The list of chemicals in CA Prop 65 is long. So long, in fact, that very few businesses in California are exempt from posting the required public warning. Warnings are posted in nearly every business and in every building in the state. For some good reading on the legal debacle that Prop 65 has created, go to this office of the attorney general link: http://ag.ca.gov/prop65/pdfs/G035101.pdf.
The document sums the absurdity of it all with:
“Dried paint. Furniture. Parking lots. Wiring.” Really? As the attorney general points out in the document’s opening brief, the global notices present a “laundry list of dozens of chemicals” and “many of the purported exposures are so unlikely as to be virtually imaginary.”
The proposed credit fails to acknowledge that CA Prop 65 also has a list of chemicals that, below a particular threshold, pose no health risks. Contact with a chemical or chemicals from the list does not automatically mean there is any danger of the development of cancer or a birth defect. In fact, the Office of Environmental Health Hazard Assessment of the California Environmental Protection Agency publishes a “Safe Harbor” list of chemicals that pose no threat to human health based on exposure and are exempt from having to be reported in accordance with Prop 65. OEHHA recognizes that many of the chemicals on this list pose no significant risk levels for carcinogens and provide information on the maximum allowable dose levels for chemicals that cause reproductive toxicity. Some of the “safe harbor” chemicals on the list include:
- Vinyl chloride
Lots of things can cause cancer or birth defects-but not at any dose and every exposure. Remember the saccharine scare that began in the late 70s? In a 2007 article written on the 30-year anniversary of the FDA’s ban on saccharine Dr. Elizabeth Whelan, president of the American Council on Science and Health, wrote, “Irrational bans on chemicals are expensive and unproductive. When the next cancer scare comes our way, remember thirty years ago-when saccharin proved to be the ‘carcinogen’ we loved.”
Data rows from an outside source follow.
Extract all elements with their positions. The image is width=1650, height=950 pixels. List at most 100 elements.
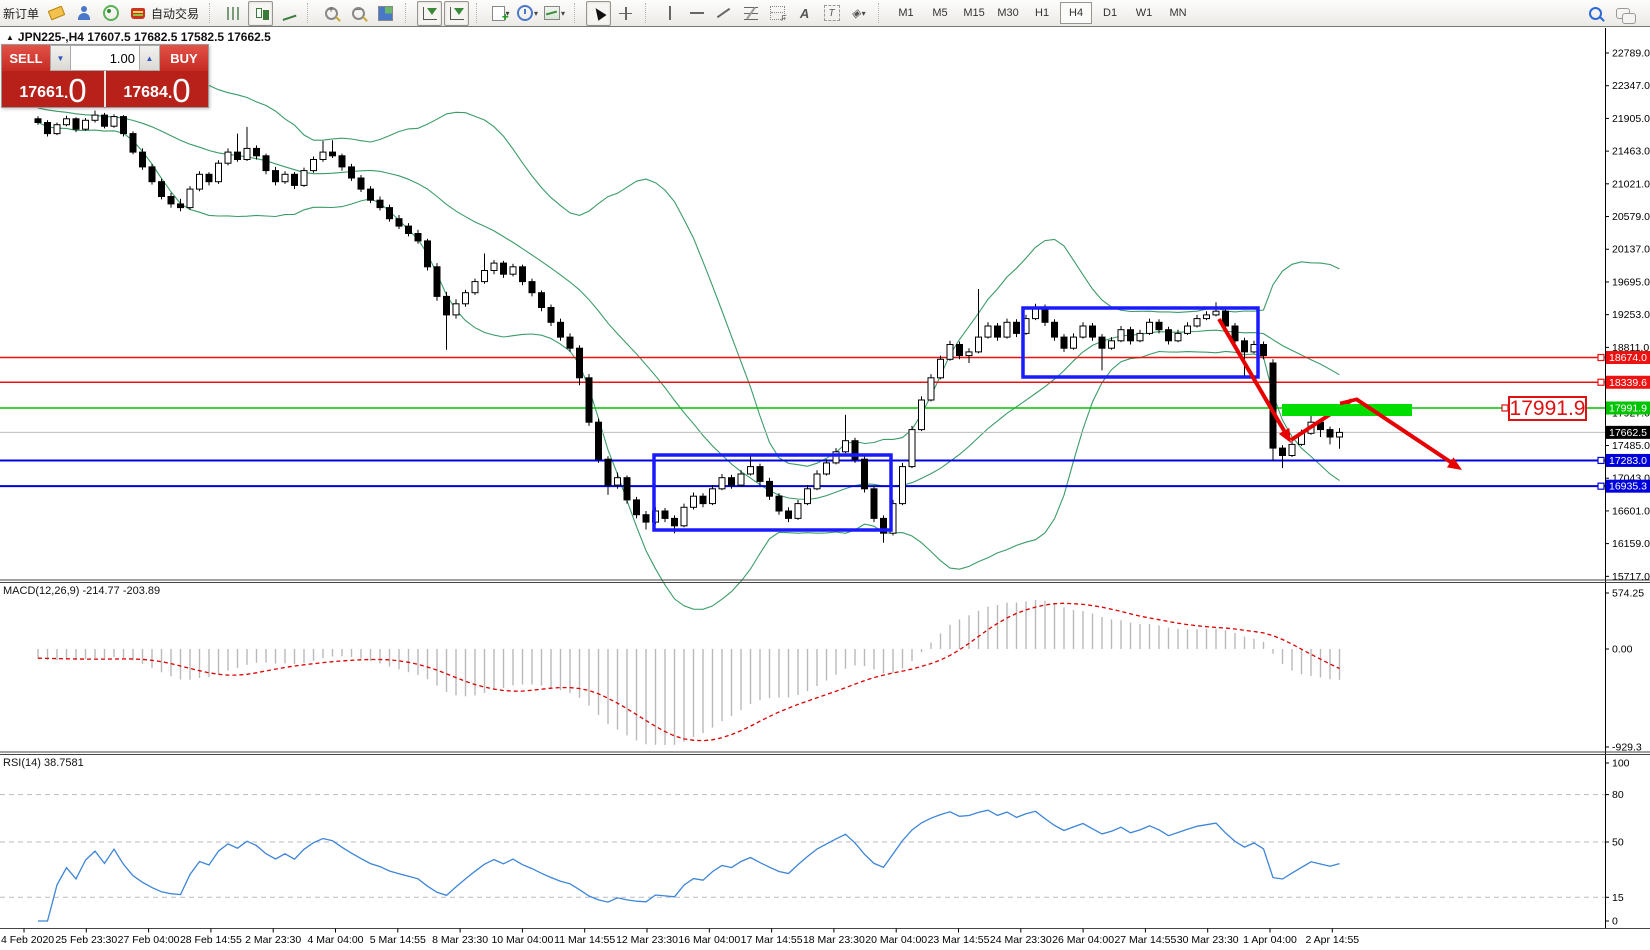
price-level-lines[interactable]	[0, 358, 1605, 487]
candle-body	[814, 474, 820, 489]
line-endpoint-marker[interactable]	[1598, 457, 1604, 463]
axis-tick-label: 0	[1612, 916, 1618, 928]
arrows-button[interactable]: ◈▾	[846, 1, 871, 26]
fibonacci-button[interactable]	[738, 1, 763, 26]
volume-decrease-button[interactable]: ▼	[50, 45, 71, 71]
symbol-marker-icon[interactable]: ▲	[6, 33, 14, 42]
volume-increase-button[interactable]: ▲	[139, 45, 160, 71]
chart-shift-button[interactable]	[444, 1, 469, 26]
periods-button[interactable]: ▾	[515, 1, 540, 26]
red-line-tip[interactable]	[1340, 399, 1358, 404]
indicators-button[interactable]: ▾	[488, 1, 513, 26]
clock-icon	[517, 5, 533, 21]
candle-body	[957, 345, 963, 356]
candle-body	[225, 152, 231, 163]
text-button[interactable]: A	[792, 1, 817, 26]
profile-button[interactable]	[71, 1, 96, 26]
axis-tick-label: 22789.0	[1612, 48, 1650, 60]
candle-body	[73, 119, 79, 129]
horizontal-line-icon	[690, 12, 704, 14]
buy-button[interactable]: BUY	[160, 45, 208, 71]
big-price-label[interactable]: 17991.9	[1508, 396, 1587, 421]
signal-button[interactable]	[98, 1, 123, 26]
candle-body	[1014, 322, 1020, 333]
candle-body	[1232, 326, 1238, 341]
line-endpoint-marker[interactable]	[1598, 355, 1604, 361]
line-endpoint-marker[interactable]	[1598, 483, 1604, 489]
green-zone[interactable]	[1282, 404, 1412, 416]
chart-canvas[interactable]: 22789.022347.021905.021463.021021.020579…	[0, 0, 1650, 950]
dropdown-caret-icon[interactable]: ▾	[862, 9, 866, 18]
text-label-button[interactable]: T	[819, 1, 844, 26]
eraser-button[interactable]	[44, 1, 69, 26]
candle-body	[938, 359, 944, 378]
candle-body	[501, 263, 507, 274]
time-tick-label: 25 Feb 23:30	[55, 934, 117, 946]
candle-body	[729, 478, 735, 485]
line-endpoint-marker[interactable]	[1598, 379, 1604, 385]
candle-body	[786, 511, 792, 518]
cursor-button[interactable]	[586, 1, 611, 26]
candle-body	[567, 337, 573, 348]
price-badges: 18674.018339.617991.917662.517283.016935…	[1606, 351, 1650, 493]
rsi-line	[38, 810, 1340, 921]
search-button[interactable]	[1583, 1, 1608, 26]
equidistant-channel-button[interactable]	[765, 1, 790, 26]
timeframe-m5[interactable]: M5	[924, 2, 956, 24]
crosshair-button[interactable]	[613, 1, 638, 26]
candle-body	[710, 489, 716, 504]
timeframe-w1[interactable]: W1	[1128, 2, 1160, 24]
object-markers[interactable]	[1502, 355, 1604, 490]
line-chart-button[interactable]	[275, 1, 300, 26]
scroll-to-end-button[interactable]	[417, 1, 442, 26]
timeframe-m15[interactable]: M15	[958, 2, 990, 24]
candle-body	[624, 478, 630, 500]
timeframe-mn[interactable]: MN	[1162, 2, 1194, 24]
candle-body	[425, 241, 431, 267]
fibonacci-icon	[744, 7, 758, 20]
timeframe-m1[interactable]: M1	[890, 2, 922, 24]
time-tick-label: 27 Mar 14:55	[1114, 934, 1176, 946]
trendline-button[interactable]	[711, 1, 736, 26]
timeframe-h4[interactable]: H4	[1060, 2, 1092, 24]
chat-button[interactable]	[1610, 1, 1635, 26]
bar-chart-button[interactable]	[221, 1, 246, 26]
template-icon	[544, 6, 560, 20]
new-order-button[interactable]: 新订单	[3, 5, 39, 22]
candle-body	[1137, 333, 1143, 340]
timeframe-h1[interactable]: H1	[1026, 2, 1058, 24]
time-tick-label: 20 Mar 04:00	[865, 934, 927, 946]
autotrade-button[interactable]	[125, 1, 150, 26]
highlight-zone[interactable]	[1282, 404, 1412, 416]
timeframe-d1[interactable]: D1	[1094, 2, 1126, 24]
dropdown-caret-icon[interactable]: ▾	[561, 9, 565, 18]
toolbar-right-group	[1582, 1, 1643, 26]
candle-body	[1213, 311, 1219, 315]
zoom-in-button[interactable]	[319, 1, 344, 26]
line-chart-icon	[279, 5, 296, 21]
zoom-out-button[interactable]	[346, 1, 371, 26]
axis-tick-label: 0.00	[1612, 644, 1633, 656]
autotrade-label[interactable]: 自动交易	[151, 5, 199, 22]
candle-body	[548, 308, 554, 323]
candle-body	[282, 174, 288, 181]
dropdown-caret-icon[interactable]: ▾	[534, 9, 538, 18]
templates-button[interactable]: ▾	[542, 1, 567, 26]
sell-button[interactable]: SELL	[2, 45, 50, 71]
volume-input[interactable]	[71, 45, 139, 71]
axis-tick-label: 15717.0	[1612, 571, 1650, 583]
buy-price-panel[interactable]: 17684.0	[106, 71, 208, 107]
candle-body	[244, 148, 250, 159]
candle-body	[1090, 326, 1096, 337]
tile-windows-button[interactable]	[373, 1, 398, 26]
timeframe-m30[interactable]: M30	[992, 2, 1024, 24]
candle-body	[539, 293, 545, 308]
horizontal-line-button[interactable]	[684, 1, 709, 26]
bar-chart-icon	[227, 7, 241, 20]
candlestick-chart-button[interactable]	[248, 1, 273, 26]
candle-body	[235, 152, 241, 159]
sell-price-pips: 0	[68, 76, 86, 106]
sell-price-panel[interactable]: 17661.0	[2, 71, 104, 107]
vertical-line-button[interactable]	[657, 1, 682, 26]
candle-body	[35, 119, 41, 123]
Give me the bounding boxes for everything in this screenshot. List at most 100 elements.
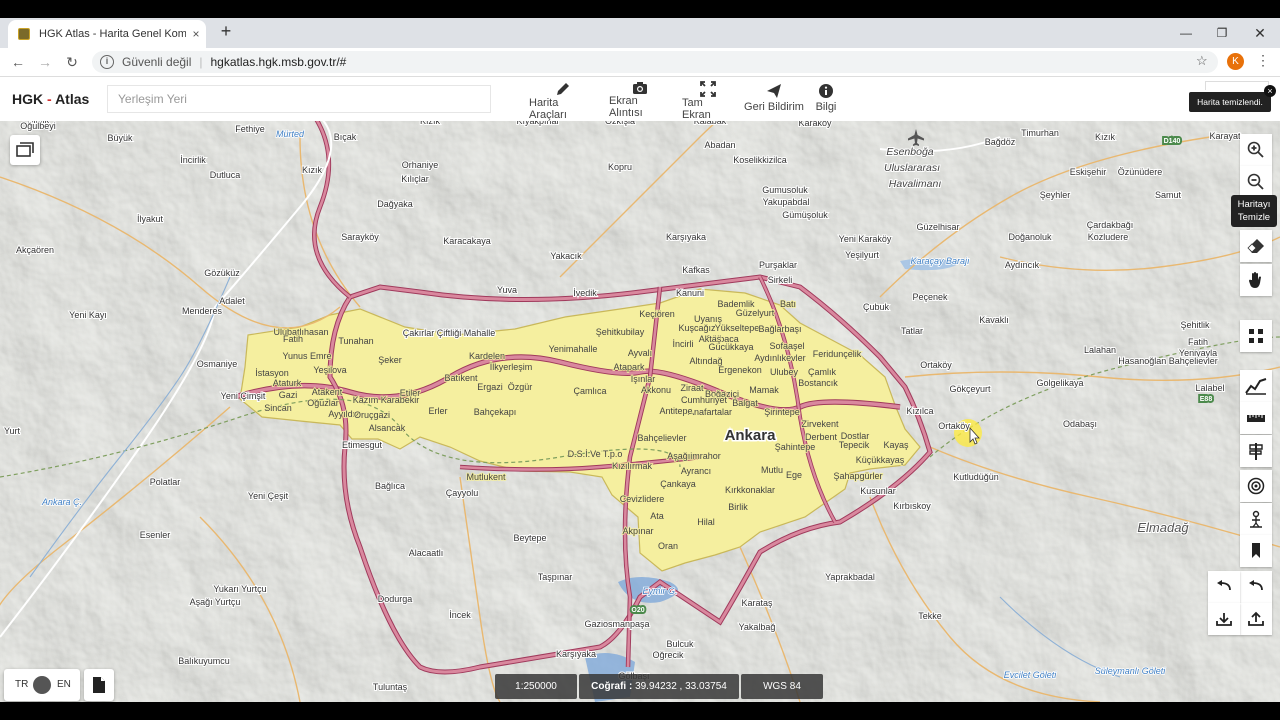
camera-icon xyxy=(632,81,648,95)
measure-area-button[interactable] xyxy=(1240,320,1272,352)
place-label: Hasanoğlan Bahçelievler xyxy=(1118,356,1218,366)
pan-button[interactable] xyxy=(1240,264,1272,296)
place-label: Kutludüğün xyxy=(953,472,999,482)
district-label: Ege xyxy=(786,470,802,480)
forward-arrow-icon[interactable]: → xyxy=(35,52,55,72)
place-label: Elmadağ xyxy=(1137,520,1189,535)
reload-icon[interactable]: ↻ xyxy=(62,52,82,72)
redo-button-left[interactable] xyxy=(1208,571,1240,603)
place-label: Şehitlik xyxy=(1180,320,1210,330)
security-indicator: Güvenli değil xyxy=(122,55,192,69)
place-label: Peçenek xyxy=(912,292,948,302)
district-label: Batıkent xyxy=(444,373,478,383)
fullscreen-button[interactable]: Tam Ekran xyxy=(682,81,734,121)
undo-button[interactable] xyxy=(1240,571,1272,603)
app-logo[interactable]: HGK - Atlas xyxy=(12,91,89,107)
place-label: Karayat xyxy=(1209,131,1241,141)
district-label: Atakent xyxy=(312,387,343,397)
site-info-icon[interactable]: i xyxy=(100,55,114,69)
bookmark-button[interactable] xyxy=(1240,535,1272,567)
screenshot-label: Ekran Alıntısı xyxy=(609,95,643,119)
district-label: Erler xyxy=(428,406,447,416)
place-label: Yakupabdal xyxy=(763,197,810,207)
layers-button[interactable] xyxy=(10,135,40,165)
bookmark-flag-icon xyxy=(1252,543,1260,558)
zoom-in-button[interactable] xyxy=(1240,134,1272,166)
coordinate-value: 39.94232 , 33.03754 xyxy=(635,681,727,692)
tooltip-line-1: Haritayı xyxy=(1237,199,1271,210)
place-label: Adalet xyxy=(219,296,245,306)
district-label: İstasyon xyxy=(255,368,289,378)
logo-dash: - xyxy=(47,91,52,107)
location-marker-button[interactable] xyxy=(1240,503,1272,535)
url-text[interactable]: hgkatlas.hgk.msb.gov.tr/# xyxy=(211,55,347,69)
omnibox[interactable]: i Güvenli değil | hgkatlas.hgk.msb.gov.t… xyxy=(92,51,1218,73)
map-tools-label: Harita Araçları xyxy=(529,97,567,121)
grid-points-icon xyxy=(1249,329,1263,343)
browser-tab[interactable]: HGK Atlas - Harita Genel Komutanlığı × xyxy=(8,20,206,48)
district-label: Anafartalar xyxy=(688,407,732,417)
district-label: Çankaya xyxy=(660,479,696,489)
district-label: Kızılırmak xyxy=(612,461,653,471)
language-toggle[interactable]: TR EN xyxy=(4,669,80,701)
toggle-knob[interactable] xyxy=(33,676,51,694)
profile-avatar[interactable]: K xyxy=(1227,53,1244,70)
download-button[interactable] xyxy=(1208,603,1240,635)
map-canvas[interactable]: UlubatlıhasanTunahanFatihYunus Emre Şeker… xyxy=(0,77,1280,702)
district-label: Yunus Emre xyxy=(282,351,331,361)
map-tools-button[interactable]: Harita Araçları xyxy=(529,81,597,121)
road-shield-label: E88 xyxy=(1200,396,1213,403)
target-button[interactable] xyxy=(1240,470,1272,502)
district-label: Yükseltepe xyxy=(715,323,760,333)
info-label: Bilgi xyxy=(815,101,837,113)
water-label: Eymir G. xyxy=(643,586,678,596)
district-label: Zirvekent xyxy=(801,419,839,429)
back-arrow-icon[interactable]: ← xyxy=(8,52,28,72)
district-label: Şeker xyxy=(378,355,402,365)
screenshot-button[interactable]: Ekran Alıntısı xyxy=(609,81,671,119)
feedback-button[interactable]: Geri Bildirim xyxy=(743,81,805,119)
poi-label: Havalimanı xyxy=(889,178,942,190)
bookmark-star-icon[interactable]: ☆ xyxy=(1196,53,1208,69)
restore-window-icon[interactable]: ❐ xyxy=(1202,18,1242,48)
upload-button[interactable] xyxy=(1240,603,1272,635)
clear-map-button[interactable] xyxy=(1240,230,1272,262)
district-label: Oruçgazi xyxy=(354,410,390,420)
sign-tool-button[interactable] xyxy=(1240,435,1272,467)
district-label: Çamlık xyxy=(808,367,837,377)
place-label: Dağyaka xyxy=(377,199,413,209)
district-label: Bahçekapı xyxy=(474,407,517,417)
place-label: Karşıyaka xyxy=(556,649,596,659)
info-button[interactable]: Bilgi xyxy=(812,81,840,119)
browser-menu-icon[interactable]: ⋮ xyxy=(1256,52,1270,69)
document-button[interactable] xyxy=(84,669,114,701)
new-tab-button[interactable]: + xyxy=(216,21,236,42)
place-label: Oğrecik xyxy=(652,650,684,660)
place-label: Gökçeyurt xyxy=(949,384,991,394)
zoom-out-button[interactable] xyxy=(1240,166,1272,198)
district-label: Bağlarbaşı xyxy=(758,324,801,334)
toast-close-icon[interactable]: × xyxy=(1264,85,1276,97)
minimize-window-icon[interactable]: — xyxy=(1166,18,1206,48)
district-label: İlkyerleşim xyxy=(490,362,533,372)
place-label: İlyakut xyxy=(137,214,164,224)
district-label: Güzelyurt xyxy=(736,308,775,318)
place-label: Yeni Kayı xyxy=(69,310,107,320)
elevation-profile-button[interactable] xyxy=(1240,370,1272,402)
place-label: Karşıyaka xyxy=(666,232,706,242)
notice-outline xyxy=(1205,81,1269,90)
place-label: Çakırlar Çiftliği Mahalle xyxy=(403,328,496,338)
place-search-input[interactable]: Yerleşim Yeri xyxy=(107,85,491,113)
place-label: Taşpınar xyxy=(538,572,573,582)
ruler-button[interactable] xyxy=(1240,402,1272,434)
place-label: Koselikkizilca xyxy=(733,155,787,165)
place-label: Esenler xyxy=(140,530,171,540)
tab-close-icon[interactable]: × xyxy=(186,27,206,41)
close-window-icon[interactable]: ✕ xyxy=(1240,18,1280,48)
place-label: Oğulbeyi xyxy=(20,121,56,131)
zoom-out-icon xyxy=(1247,173,1264,190)
datum-selector[interactable]: WGS 84 xyxy=(741,674,823,699)
district-label: Tunahan xyxy=(338,336,373,346)
district-label: Sincan xyxy=(264,403,292,413)
place-label: Dutluca xyxy=(210,170,241,180)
Because there have been such significant changes introduced in the second draft of LEED 2012, I fully expect that the USGBC will be issuing a third draft for public comment. The major revisions to draft 1 were a direct result of the thousands of public comments the USGBC received. The radical, half-baked changes that are being proposed in the current draft add much more complexity and confusion to a rating system that most of us were finally getting comfortable with. I am not sure I can go along with USGBC’s proclamation that the changes signify a bold move toward leadership. If the rating system keeps going in this direction, it will be more difficult to understand and implement and any leadership position envisioned by the USGBC will be over an ever-shrinking pool of supporters and users.